Indiana University Bloomington’s Segregated Student Teaching

In November 1934, administrators at Indiana University (IU) decided to stop allowing Black undergraduate students to complete their student teaching requirements at the Banneker School in Bloomington. Instead, to keep schools in Bloomington (and central Indiana) segregated, Black students were required to travel at their own expense to train at Crispus Attucks High School, the all-Black high school in Indianapolis. Jo Otremba, a graduate student and archives assistant at IU Bloomington, has identified seven Black IU students who traveled to Crispus Attucks for their student teaching. With this fellowship, Otremba will conduct further research, examining the experiences of these seven students (and potentially others) at Crispus Attucks. Otremba will use this research to explore more broadly the history of segregated schools in Indiana, especially during the 1930s and 1940s, and how segregation impacted K-12 education for Indiana’s Black community. They will also use this as a case study for how archivists and historians should search for and utilize Black stories in archives and repositories at predominantly White institutions and how these organizations can restructure records to make them more accessible.

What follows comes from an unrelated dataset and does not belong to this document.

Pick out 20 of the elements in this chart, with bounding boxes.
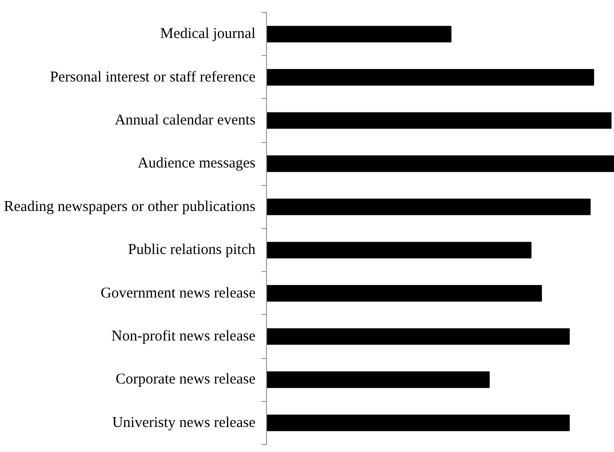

Jo Otremba is a graduate student at Indiana University Bloomington, working toward a master’s degree in library science with a specialization in archives and records management. They serve as an arts and humanities library assistant and an archives assistant at the university and have provided instruction as a subject-matter expert for several courses. They have delivered presentations at a variety of conferences, including the Midwest Archives Conference (MAC), and received the MAC’s Mark A. Green Award for First-Time Meeting Attendees. Prior to coming to Indiana, Otremba received a master’s degree in educational psychology from the University of Virginia.